This is notice, in accordance with 35 U.S.C. 209 and 37 CFR 404, that the National Institutes of Health (NIH), Department of Health and Human Services (HHS), is contemplating the grant of an exclusive license, to practice the inventions embodied in the following patent applications:

1. U.S. Provisional Patent Application No. 61/307,233, filed 23 February 2010

HHS Ref. No.: E-023-2010/0-US-01

Titled: Biomarkers for Acute Ischemic Stroke

2. PCT Patent Application No. PCT/US2011/025748, filed 22 February 2011

HHS Ref. No.: E-023-2010/0-PCT-02

Titled: Biomarkers for Acute Ischemic Stroke

3. U.S. Patent Application No. 13/580,571, filed 22 August 2012

HHS Ref. No.: E-023-2010/0-US-03

Titled: Biomarkers for Acute Ischemic Stroke

to VuEssence, Inc., a company incorporated under the laws of the State of Florida having its headquarters in Start Printed Page 28634Odessa, Florida. The patent rights in these inventions have been assigned to the United States of America.

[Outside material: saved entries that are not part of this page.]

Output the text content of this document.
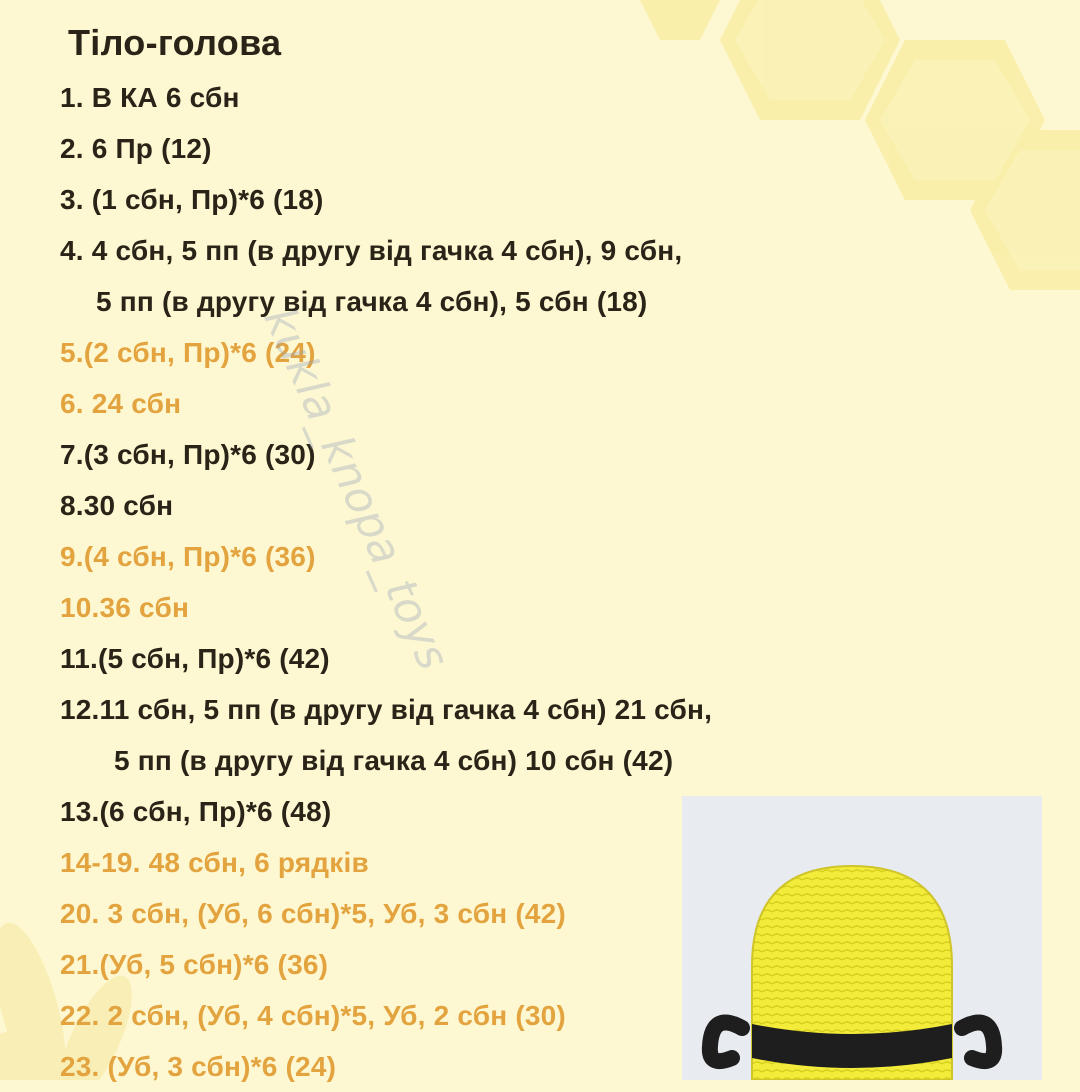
Тіло-голова
1. В КА 6 сбн
2. 6 Пр (12)
3. (1 сбн, Пр)*6 (18)
4. 4 сбн, 5 пп (в другу від гачка 4 сбн), 9 сбн,
5 пп (в другу від гачка 4 сбн), 5 сбн (18)
5.(2 сбн, Пр)*6 (24)
6. 24 сбн
7.(3 сбн, Пр)*6 (30)
8.30 сбн
9.(4 сбн, Пр)*6 (36)
10.36 сбн
11.(5 сбн, Пр)*6 (42)
12.11 сбн, 5 пп (в другу від гачка 4 сбн) 21 сбн,
5 пп (в другу від гачка 4 сбн) 10 сбн (42)
13.(6 сбн, Пр)*6 (48)
14-19. 48 сбн, 6 рядків
20. 3 сбн, (Уб, 6 сбн)*5, Уб, 3 сбн (42)
21.(Уб, 5 сбн)*6 (36)
22. 2 сбн, (Уб, 4 сбн)*5, Уб, 2 сбн (30)
23. (Уб, 3 сбн)*6 (24)
kukla_knopa_toys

Only written comments and/or applications for a license received by the NIH Office of Technology Transfer on or before June 18, 2015 will be considered.


Requests for a copy of the patent applications, inquiries, comments and other materials relating to the contemplated license should be directed to: Jaime M. Greene, M.S., Office of Technology Transfer, National Institutes of Health, 6011 Executive Boulevard, Suite 325, Rockville, MD 20852-3804; Telephone: (301) 435-5559; Email:; Facsimile: (301) 402-0220. A signed confidentiality nondisclosure agreement will be required to receive copies of any patent applications that have not been published or issued by the United States Patent and Trademark Office or the World Intellectual Property Organization.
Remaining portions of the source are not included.